The new restrictions on travel vary by country and include a phased-in approach beginning next month.
"Making America Safe is my number one priority. We will not admit those into our country we cannot safely vet," President Donald Trump tweeted just after his administration released the details of the restrictions Sunday night.
In a statement Sunday night, the White House called the new restrictions a "critical step toward establishing an immigration system that protects Americans' safety and security in an era of dangerous terrorism and transnational crime."
"We cannot afford to continue the failed policies of the past, which present an unacceptable danger to our country," Trump said in the White House statement. "My highest obligation is to ensure the safety and security of the American people, and in issuing this new travel order, I am fulfilling that sacred obligation."
For the last three months, the administration used an executive order to ban foreign nationals from six Muslim-majority countries from entering the US unless they have a "bona fide" relationship with a person or entity in the country. Those nations included Iran, Syria, Libya, Somalia, Yemen, and Sudan.
Individuals with that "bona fide" exception -- such as a foreign grandparent of a US citizen -- can still apply for visas until October 18. After that date, the new restrictions on travel will begin. The revised travel ban effecting those from six-Muslim majority countries officially expired earlier Sunday, and Sudan was removed from the list of affected countries.
The new list of countries notably includes several non-Muslim majority nations, including North Korea and Venezuela. In most instances, travel will be broadly suspended, while in other cases, travelers will have to undergo enhanced screening and vetting requirements.
For instance, foreign nationals from North Korea are banned, but a student from Iran will be allowed in, subject to "enhanced screening and vetting requirements," according to the President's new proclamation.
However, no current validly issued green cards, visas or travel documents will be revoked.
But unlike the earlier ban, which temporarily limited travel for 90 days, the new restrictions are indefinite and "conditioned based, not timed based," a senior administration official explained on a call with reporters Sunday evening.
The new order additionally provides consular officers with discretion to waive the new restrictions on a "case-by-case basis" if a foreign national demonstrates that denying entry into the US would cause "undue hardship" and he or she does not pose a threat to national security.
Secretary of State Rex Tillerson said in a statement that with the new restrictions, "the President is carrying out his duty to protect the American people."
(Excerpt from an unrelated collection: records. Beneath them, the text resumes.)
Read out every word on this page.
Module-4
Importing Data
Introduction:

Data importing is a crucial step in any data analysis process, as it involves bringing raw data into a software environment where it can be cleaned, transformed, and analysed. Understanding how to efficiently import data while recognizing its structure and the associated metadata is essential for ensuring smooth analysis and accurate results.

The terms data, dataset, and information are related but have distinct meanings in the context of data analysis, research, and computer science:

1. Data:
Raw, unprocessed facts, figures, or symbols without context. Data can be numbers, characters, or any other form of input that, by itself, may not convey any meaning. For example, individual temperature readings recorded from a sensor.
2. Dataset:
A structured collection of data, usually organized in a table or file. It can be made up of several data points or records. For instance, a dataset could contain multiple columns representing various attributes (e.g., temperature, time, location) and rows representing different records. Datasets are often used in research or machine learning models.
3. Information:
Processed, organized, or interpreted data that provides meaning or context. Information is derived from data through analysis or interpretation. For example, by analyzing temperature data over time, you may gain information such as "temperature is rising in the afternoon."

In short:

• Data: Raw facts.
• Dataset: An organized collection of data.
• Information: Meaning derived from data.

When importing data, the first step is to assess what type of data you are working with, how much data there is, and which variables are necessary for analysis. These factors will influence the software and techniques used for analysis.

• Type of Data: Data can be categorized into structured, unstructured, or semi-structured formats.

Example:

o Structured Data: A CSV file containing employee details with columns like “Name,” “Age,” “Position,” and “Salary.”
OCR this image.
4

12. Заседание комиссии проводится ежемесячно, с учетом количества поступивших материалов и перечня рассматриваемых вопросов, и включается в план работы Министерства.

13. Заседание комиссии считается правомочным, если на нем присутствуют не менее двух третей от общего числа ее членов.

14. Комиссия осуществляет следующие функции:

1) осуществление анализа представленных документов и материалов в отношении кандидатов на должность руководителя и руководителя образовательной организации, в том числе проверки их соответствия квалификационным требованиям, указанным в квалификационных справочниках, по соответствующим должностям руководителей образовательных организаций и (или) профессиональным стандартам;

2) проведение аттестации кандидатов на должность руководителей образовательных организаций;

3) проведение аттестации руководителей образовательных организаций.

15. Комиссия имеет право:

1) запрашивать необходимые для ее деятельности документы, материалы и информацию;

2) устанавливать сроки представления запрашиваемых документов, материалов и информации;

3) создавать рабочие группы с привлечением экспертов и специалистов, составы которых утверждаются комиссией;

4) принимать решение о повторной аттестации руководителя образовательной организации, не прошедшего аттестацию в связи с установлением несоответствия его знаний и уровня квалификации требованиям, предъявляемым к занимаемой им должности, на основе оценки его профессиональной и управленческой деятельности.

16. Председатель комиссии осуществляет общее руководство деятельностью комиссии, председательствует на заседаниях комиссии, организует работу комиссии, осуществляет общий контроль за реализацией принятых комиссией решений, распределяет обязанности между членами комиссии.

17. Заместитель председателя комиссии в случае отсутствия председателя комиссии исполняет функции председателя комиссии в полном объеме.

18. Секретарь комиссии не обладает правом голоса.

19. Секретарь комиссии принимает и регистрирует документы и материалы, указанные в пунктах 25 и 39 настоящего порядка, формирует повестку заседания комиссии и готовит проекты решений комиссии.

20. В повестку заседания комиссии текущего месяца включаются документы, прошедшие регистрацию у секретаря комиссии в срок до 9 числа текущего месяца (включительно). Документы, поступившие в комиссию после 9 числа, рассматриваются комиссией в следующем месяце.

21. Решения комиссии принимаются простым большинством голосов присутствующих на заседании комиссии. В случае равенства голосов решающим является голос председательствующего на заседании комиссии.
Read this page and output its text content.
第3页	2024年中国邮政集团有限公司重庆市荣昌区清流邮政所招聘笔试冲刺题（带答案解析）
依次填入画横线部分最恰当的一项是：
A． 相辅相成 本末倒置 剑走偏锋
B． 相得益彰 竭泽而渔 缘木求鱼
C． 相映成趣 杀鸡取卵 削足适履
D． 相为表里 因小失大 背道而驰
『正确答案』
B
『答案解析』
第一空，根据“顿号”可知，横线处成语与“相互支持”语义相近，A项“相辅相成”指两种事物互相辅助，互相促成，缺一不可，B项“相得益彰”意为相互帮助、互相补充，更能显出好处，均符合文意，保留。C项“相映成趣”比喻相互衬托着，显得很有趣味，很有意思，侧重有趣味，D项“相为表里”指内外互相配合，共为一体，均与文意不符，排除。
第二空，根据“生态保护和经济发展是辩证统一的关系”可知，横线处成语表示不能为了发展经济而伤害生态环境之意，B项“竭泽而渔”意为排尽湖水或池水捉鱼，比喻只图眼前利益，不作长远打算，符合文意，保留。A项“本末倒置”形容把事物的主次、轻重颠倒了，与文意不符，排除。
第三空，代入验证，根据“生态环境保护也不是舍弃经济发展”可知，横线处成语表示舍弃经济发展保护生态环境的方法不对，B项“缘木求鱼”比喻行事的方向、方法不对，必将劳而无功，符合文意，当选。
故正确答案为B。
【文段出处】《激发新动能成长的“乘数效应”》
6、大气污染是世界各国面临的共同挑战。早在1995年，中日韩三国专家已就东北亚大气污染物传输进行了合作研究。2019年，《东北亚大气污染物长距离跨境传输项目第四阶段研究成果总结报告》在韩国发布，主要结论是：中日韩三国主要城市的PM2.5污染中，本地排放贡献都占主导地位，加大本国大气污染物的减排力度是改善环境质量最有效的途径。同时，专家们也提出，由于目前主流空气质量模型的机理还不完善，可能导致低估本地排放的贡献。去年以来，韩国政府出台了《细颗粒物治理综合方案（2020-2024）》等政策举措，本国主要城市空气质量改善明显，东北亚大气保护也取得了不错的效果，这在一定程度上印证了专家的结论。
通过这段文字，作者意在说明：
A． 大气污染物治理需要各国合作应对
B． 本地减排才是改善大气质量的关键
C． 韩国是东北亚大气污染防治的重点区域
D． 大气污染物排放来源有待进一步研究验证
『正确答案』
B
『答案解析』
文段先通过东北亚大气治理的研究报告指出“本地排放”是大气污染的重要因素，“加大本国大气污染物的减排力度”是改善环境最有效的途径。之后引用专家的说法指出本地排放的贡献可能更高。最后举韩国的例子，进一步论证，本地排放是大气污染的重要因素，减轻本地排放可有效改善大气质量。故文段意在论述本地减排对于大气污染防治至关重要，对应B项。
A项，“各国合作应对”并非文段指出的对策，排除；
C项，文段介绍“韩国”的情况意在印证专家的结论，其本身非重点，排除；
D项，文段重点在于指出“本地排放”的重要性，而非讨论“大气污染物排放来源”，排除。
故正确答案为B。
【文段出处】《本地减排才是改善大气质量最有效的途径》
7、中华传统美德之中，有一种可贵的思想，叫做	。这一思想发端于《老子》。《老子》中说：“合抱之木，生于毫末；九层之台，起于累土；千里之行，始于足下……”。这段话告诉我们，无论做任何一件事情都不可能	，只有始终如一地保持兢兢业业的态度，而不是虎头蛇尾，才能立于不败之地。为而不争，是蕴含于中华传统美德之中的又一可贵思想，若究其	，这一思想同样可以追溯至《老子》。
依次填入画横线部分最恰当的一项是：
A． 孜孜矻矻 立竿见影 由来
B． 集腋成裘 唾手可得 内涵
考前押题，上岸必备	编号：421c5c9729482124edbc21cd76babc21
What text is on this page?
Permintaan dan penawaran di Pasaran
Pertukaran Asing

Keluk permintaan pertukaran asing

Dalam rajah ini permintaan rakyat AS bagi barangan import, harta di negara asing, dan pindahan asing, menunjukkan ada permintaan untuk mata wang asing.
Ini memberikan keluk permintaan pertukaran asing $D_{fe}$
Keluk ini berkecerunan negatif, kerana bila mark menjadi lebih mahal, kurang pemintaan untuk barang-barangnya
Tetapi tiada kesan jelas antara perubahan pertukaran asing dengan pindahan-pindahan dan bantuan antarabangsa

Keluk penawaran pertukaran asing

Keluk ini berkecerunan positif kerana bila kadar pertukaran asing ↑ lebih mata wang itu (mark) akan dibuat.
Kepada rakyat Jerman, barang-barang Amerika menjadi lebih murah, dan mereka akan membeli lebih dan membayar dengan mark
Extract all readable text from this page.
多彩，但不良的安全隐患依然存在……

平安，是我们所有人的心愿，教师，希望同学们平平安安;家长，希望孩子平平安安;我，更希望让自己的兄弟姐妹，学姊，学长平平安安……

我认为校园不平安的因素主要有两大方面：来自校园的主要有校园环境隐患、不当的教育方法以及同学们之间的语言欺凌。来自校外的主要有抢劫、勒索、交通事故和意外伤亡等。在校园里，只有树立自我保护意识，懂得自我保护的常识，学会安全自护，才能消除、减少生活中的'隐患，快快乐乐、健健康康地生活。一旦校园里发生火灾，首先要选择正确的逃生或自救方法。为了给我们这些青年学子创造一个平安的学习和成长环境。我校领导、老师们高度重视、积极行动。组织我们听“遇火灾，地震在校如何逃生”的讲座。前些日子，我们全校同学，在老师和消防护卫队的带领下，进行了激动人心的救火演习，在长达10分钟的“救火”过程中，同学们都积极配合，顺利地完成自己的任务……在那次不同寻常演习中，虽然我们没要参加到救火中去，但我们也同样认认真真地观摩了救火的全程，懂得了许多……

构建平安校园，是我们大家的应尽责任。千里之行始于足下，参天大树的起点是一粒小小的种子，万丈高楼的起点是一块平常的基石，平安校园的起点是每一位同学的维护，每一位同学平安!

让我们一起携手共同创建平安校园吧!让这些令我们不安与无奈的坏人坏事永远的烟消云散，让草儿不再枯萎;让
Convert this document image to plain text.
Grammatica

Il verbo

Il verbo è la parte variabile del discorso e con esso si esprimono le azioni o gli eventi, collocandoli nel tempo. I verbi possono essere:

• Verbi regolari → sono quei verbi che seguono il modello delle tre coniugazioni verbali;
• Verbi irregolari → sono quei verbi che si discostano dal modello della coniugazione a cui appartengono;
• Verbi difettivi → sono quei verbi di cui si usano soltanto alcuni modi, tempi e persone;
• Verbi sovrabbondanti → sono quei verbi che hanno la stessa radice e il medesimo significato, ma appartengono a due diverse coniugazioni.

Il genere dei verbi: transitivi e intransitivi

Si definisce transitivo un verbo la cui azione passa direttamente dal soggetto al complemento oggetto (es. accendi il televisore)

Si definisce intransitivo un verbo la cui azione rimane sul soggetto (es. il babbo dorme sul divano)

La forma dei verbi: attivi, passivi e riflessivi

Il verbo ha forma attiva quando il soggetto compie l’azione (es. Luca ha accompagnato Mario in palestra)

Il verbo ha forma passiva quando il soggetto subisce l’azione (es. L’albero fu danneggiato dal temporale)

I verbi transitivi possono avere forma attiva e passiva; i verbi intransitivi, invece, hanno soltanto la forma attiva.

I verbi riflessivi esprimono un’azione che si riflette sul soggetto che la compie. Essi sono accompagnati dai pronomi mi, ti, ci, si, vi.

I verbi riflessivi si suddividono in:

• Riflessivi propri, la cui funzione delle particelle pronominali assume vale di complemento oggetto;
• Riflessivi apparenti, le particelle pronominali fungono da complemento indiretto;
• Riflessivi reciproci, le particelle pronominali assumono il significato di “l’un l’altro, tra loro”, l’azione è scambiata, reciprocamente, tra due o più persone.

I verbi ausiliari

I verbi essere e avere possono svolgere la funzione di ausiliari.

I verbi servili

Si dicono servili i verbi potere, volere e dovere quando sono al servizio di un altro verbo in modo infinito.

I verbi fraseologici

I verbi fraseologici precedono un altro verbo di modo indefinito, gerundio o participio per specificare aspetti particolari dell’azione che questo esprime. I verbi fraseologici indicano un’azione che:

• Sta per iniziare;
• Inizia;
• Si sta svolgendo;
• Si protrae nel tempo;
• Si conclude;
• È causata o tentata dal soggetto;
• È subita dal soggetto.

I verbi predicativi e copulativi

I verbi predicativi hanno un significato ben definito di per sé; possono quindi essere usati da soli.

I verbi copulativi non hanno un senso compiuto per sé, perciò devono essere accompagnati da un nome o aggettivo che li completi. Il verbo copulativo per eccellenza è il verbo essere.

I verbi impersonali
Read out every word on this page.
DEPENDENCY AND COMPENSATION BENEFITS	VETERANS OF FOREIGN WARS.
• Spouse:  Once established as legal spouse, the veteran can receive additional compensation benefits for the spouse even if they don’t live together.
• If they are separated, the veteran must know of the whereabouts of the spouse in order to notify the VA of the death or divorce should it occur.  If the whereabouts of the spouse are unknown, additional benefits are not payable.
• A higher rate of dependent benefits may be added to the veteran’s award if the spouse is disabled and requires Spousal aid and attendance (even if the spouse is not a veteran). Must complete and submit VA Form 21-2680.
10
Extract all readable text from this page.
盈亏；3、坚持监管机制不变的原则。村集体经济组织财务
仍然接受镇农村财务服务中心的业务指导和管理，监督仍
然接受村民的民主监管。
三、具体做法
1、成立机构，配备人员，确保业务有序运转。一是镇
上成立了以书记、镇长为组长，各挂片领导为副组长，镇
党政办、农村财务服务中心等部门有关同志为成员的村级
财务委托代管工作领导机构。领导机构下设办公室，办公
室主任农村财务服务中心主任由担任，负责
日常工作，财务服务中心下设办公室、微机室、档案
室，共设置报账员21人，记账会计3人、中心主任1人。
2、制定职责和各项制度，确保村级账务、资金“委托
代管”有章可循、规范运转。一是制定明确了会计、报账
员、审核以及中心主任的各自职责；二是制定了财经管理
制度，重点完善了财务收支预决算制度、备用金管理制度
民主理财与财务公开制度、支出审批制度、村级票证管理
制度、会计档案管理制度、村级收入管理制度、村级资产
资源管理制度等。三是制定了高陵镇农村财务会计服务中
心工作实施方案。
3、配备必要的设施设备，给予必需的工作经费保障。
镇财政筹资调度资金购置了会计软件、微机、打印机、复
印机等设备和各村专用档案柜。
"The State Department will coordinate with other federal agencies to implement these measures in an orderly manner," Tillerson said. "We will continue to work closely with our allies and partners who share our commitment to national and global security."
Acting Department of Homeland Security Secretary Elaine Duke also issued a statement, saying President's proclamation will allow DHS "to better keep terrorists and criminals from entering our country."
"The restrictions announced are tough and tailored, and they send a message to foreign governments that they must work with us to enhance security," Duke said.
Trump signed the initial travel ban during his first week in office, but it was met with immediate legal challenges, which have continued to hinder implementation of the full scope of the executive order. The administration released a second version in March, which included substantial changes.
The President's latest order was met with swift criticism by the same groups that filed lawsuits earlier this year, including the American Civil Liberties Union.
"Six of President Trump's targeted countries are Muslim. The fact that Trump has added North Korea -- with few visitors to the US -- and a few government officials from Venezuela doesn't obfuscate the real fact that the administration's order is still a Muslim ban," said Anthony D. Romero, executive director of the ACLU. "President Trump's original sin of targeting Muslims cannot be cured by throwing other countries onto his enemies list."
The US Supreme Court is set to hear arguments on the legality of the travel ban next month.